明明是在夜色之中,那眼睛依然通透如琉璃,閃動著動人的光澤。
兩人的目光在黑暗中對視。
簡蘭斯:?
他猶豫了一下,終究選擇了沉默。
薛沉見他既然沒有反對(?),索性也不挪動了,大大方方地枕在他的大腿上。
這個角度只能看到簡蘭斯的下巴,哦,還有下巴下面修長的脖子和凸起的喉結。
連喉結都是好看的。
薛沉心裡不自覺痒痒的,想念起了美人的手藝,反正也不是第一次了,他乾脆去摸索簡蘭斯的手,壓低聲音道:「給我摸摸。」
簡蘭斯:「……」
他頓了一下,終是默默握住薛沉的手掌,給他輕揉了起來。
晉久恆視力沒那麼好,看不清他們這邊的情況,房裡有蜃氣,他坐著坐著,忍不住打起了呵欠。

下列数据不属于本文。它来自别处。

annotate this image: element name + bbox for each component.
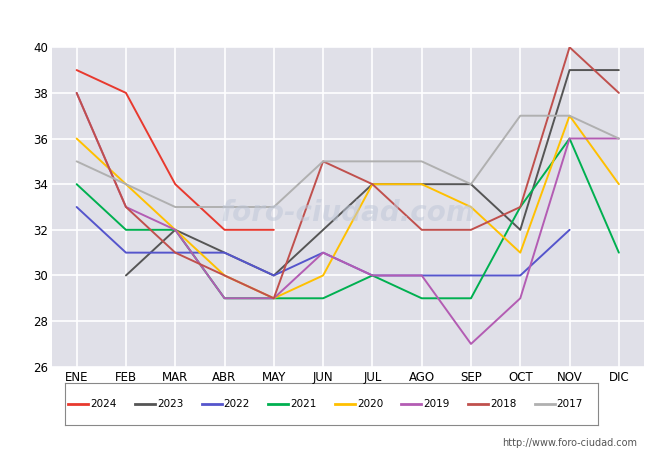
Text: 2024: 2024	[90, 399, 117, 409]
Text: 2018: 2018	[490, 399, 517, 409]
Text: 2021: 2021	[290, 399, 317, 409]
Text: 2017: 2017	[556, 399, 583, 409]
Text: 2023: 2023	[157, 399, 183, 409]
Text: 2019: 2019	[423, 399, 450, 409]
Text: 2020: 2020	[357, 399, 383, 409]
Text: Afiliados en El Cogul a 31/5/2024: Afiliados en El Cogul a 31/5/2024	[188, 14, 462, 33]
Text: http://www.foro-ciudad.com: http://www.foro-ciudad.com	[502, 438, 637, 448]
Text: 2022: 2022	[224, 399, 250, 409]
Text: foro-ciudad.com: foro-ciudad.com	[220, 199, 475, 227]
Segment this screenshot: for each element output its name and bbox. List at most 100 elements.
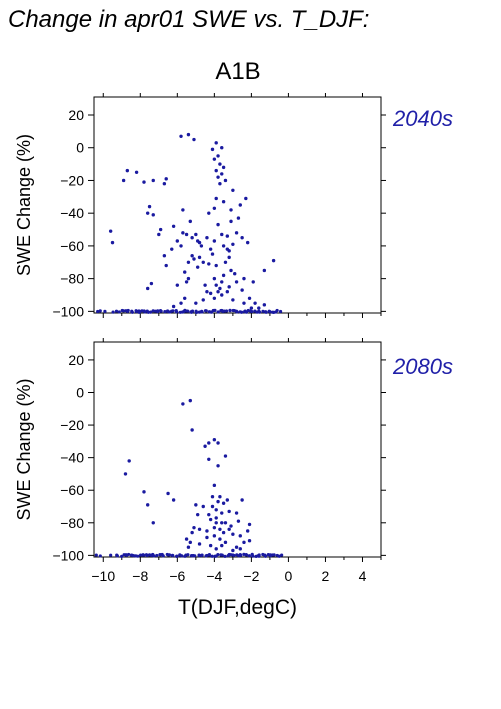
data-point [227,527,231,532]
data-point [203,283,207,287]
data-point [151,178,155,183]
data-point [244,196,248,201]
data-point [238,203,242,207]
data-point [236,519,241,523]
data-point [108,229,113,233]
data-point [142,490,146,494]
data-point-floor [175,310,179,314]
data-point [149,281,154,286]
data-point [127,459,131,463]
data-point [190,236,194,240]
data-point [221,165,226,170]
x-axis-label: T(DJF,degC) [178,596,297,619]
x-tick-label: −10 [91,568,115,584]
data-point-floor [120,554,124,558]
data-point [188,219,192,224]
data-point-floor [224,309,229,313]
data-point [212,483,217,488]
data-point [240,288,244,292]
data-point [221,273,226,278]
data-point [231,242,235,246]
data-point-floor [163,310,167,314]
data-point [216,499,220,504]
data-point [214,521,218,525]
data-point [170,247,174,251]
data-point-floor [143,310,147,314]
x-tick-label: −6 [169,568,185,584]
data-point [223,178,228,183]
data-point-floor [223,554,227,558]
data-point [151,521,155,525]
data-point [151,213,155,217]
data-point [238,547,242,551]
data-point-floor [136,554,140,558]
data-point-floor [244,553,249,557]
data-point [216,175,220,179]
data-point [214,168,218,173]
y-tick-label: 20 [68,107,84,123]
data-point [216,464,220,468]
data-point-floor [111,310,115,314]
data-point [212,157,217,161]
data-point-floor [146,310,150,314]
data-point-floor [220,553,224,557]
data-point [238,534,242,538]
data-point [220,293,224,297]
data-point [236,216,241,220]
y-tick-label: −100 [52,303,84,319]
y-tick-label: 0 [76,140,84,156]
data-point [199,244,204,248]
data-point-floor [261,309,265,313]
data-point [234,280,239,284]
data-point [262,268,267,273]
data-point [214,196,218,201]
data-point [186,276,191,281]
data-point-floor [232,553,236,558]
data-point-floor [268,310,272,314]
data-point-floor [175,554,179,558]
data-point [205,529,209,533]
data-point [186,545,191,549]
data-point-floor [117,310,121,314]
data-point [210,495,215,499]
data-point [216,290,220,294]
y-tick-label: −100 [52,547,84,563]
data-point [190,254,194,258]
data-point [181,208,185,212]
data-point [175,283,180,287]
data-point [179,134,183,138]
data-point [214,141,218,145]
data-point-floor [200,553,204,557]
data-point-floor [257,553,261,557]
data-point [208,247,213,251]
data-point-floor [156,309,160,313]
data-point [134,170,139,174]
data-point-floor [171,554,175,558]
data-point-floor [197,553,201,557]
x-tick-label: −2 [243,568,259,584]
data-point-floor [239,553,243,557]
data-point [162,182,167,186]
data-point [234,511,239,515]
data-point [231,188,235,192]
period-label-top: 2040s [393,106,453,131]
data-point-floor [203,309,208,313]
data-point [229,208,233,212]
data-point [212,276,217,281]
data-point [218,162,222,166]
data-point [218,537,222,541]
y-tick-label: 0 [76,384,84,400]
data-point [229,268,233,273]
data-point [184,280,189,284]
data-point-floor [190,309,195,313]
data-point [220,511,224,515]
data-point [201,298,205,302]
y-tick-label: 20 [68,352,84,368]
data-point-floor [152,554,156,558]
data-point [188,540,192,545]
data-point [164,263,168,268]
data-point-floor [180,554,184,558]
data-point [231,548,235,553]
data-point [225,290,230,294]
data-point [271,258,276,263]
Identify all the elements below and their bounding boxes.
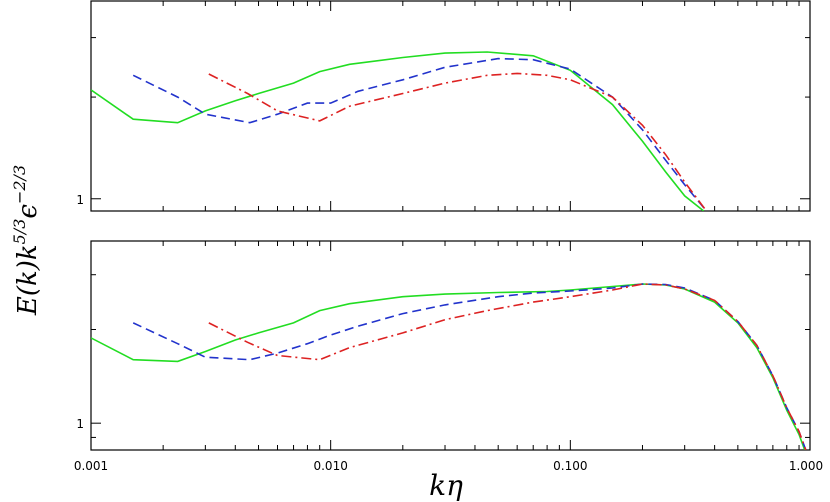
bottom-panel-frame [90,240,811,451]
bottom-x-tick-label: 0.010 [313,459,347,473]
bottom-series-solid-line [91,283,806,450]
ylabel-eps-exponent: −2/3 [10,165,29,204]
top-y-tick-label: 1 [76,193,84,207]
bottom-x-tick-label: 0.001 [74,459,108,473]
y-axis-label: E(k)k5/3ϵ−2/3 [10,165,43,316]
bottom-series-dashdot-line [208,283,807,450]
ylabel-k-exponent: 5/3 [10,219,29,245]
svg-text:E(k)k5/3ϵ−2/3: E(k)k5/3ϵ−2/3 [10,165,43,316]
bottom-x-tick-label: 1.000 [789,459,823,473]
bottom-panel-ticks: 1 0.001 0.010 0.100 1.000 [74,241,823,473]
bottom-y-tick-label: 1 [76,417,84,431]
top-series-solid-line [91,51,705,211]
top-series-dashed-line [132,57,708,211]
top-series-dashdot-line [208,72,708,211]
ylabel-base: E(k)k [13,244,43,316]
top-panel-series [91,51,708,211]
top-panel-frame [90,0,811,212]
top-panel-ticks: 1 [76,1,811,211]
bottom-x-tick-label: 0.100 [553,459,587,473]
bottom-panel-series [91,283,807,450]
bottom-series-dashed-line [132,283,807,450]
x-axis-label: kη [429,469,463,502]
ylabel-epsilon: ϵ [13,204,43,219]
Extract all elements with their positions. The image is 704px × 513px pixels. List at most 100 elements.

他難得有這麼充沛的睡意,尤其懷念昨晚香甜的夢境,終於沒忍住,站起來小聲道:「我去被窩裡等吧。」
正要去床上,又覺得房間裡有些悶,便走去窗邊,打開一條縫隙透氣。
就在他拉開窗頁的同時,一陣冷風吹了進來。
風聲中夾著一陣若有似無的嗚咽聲。
「嗚嗚——嗚嗚——」
晉久恆渾身一陣激靈,睡意頓時被嚇散,整個人一下清醒了過來,連忙轉頭去看薛沉和簡蘭斯:「你們聽到了嗎?」
薛沉和簡蘭斯已經站了起來,正側首細聽。
「嗚嗚——嗚嗚——」
那聲音在空中飄散開來,低沉哀怨,如泣如訴,像是誰在夜色中哭泣,在黑暗中顯得尤為瘮人。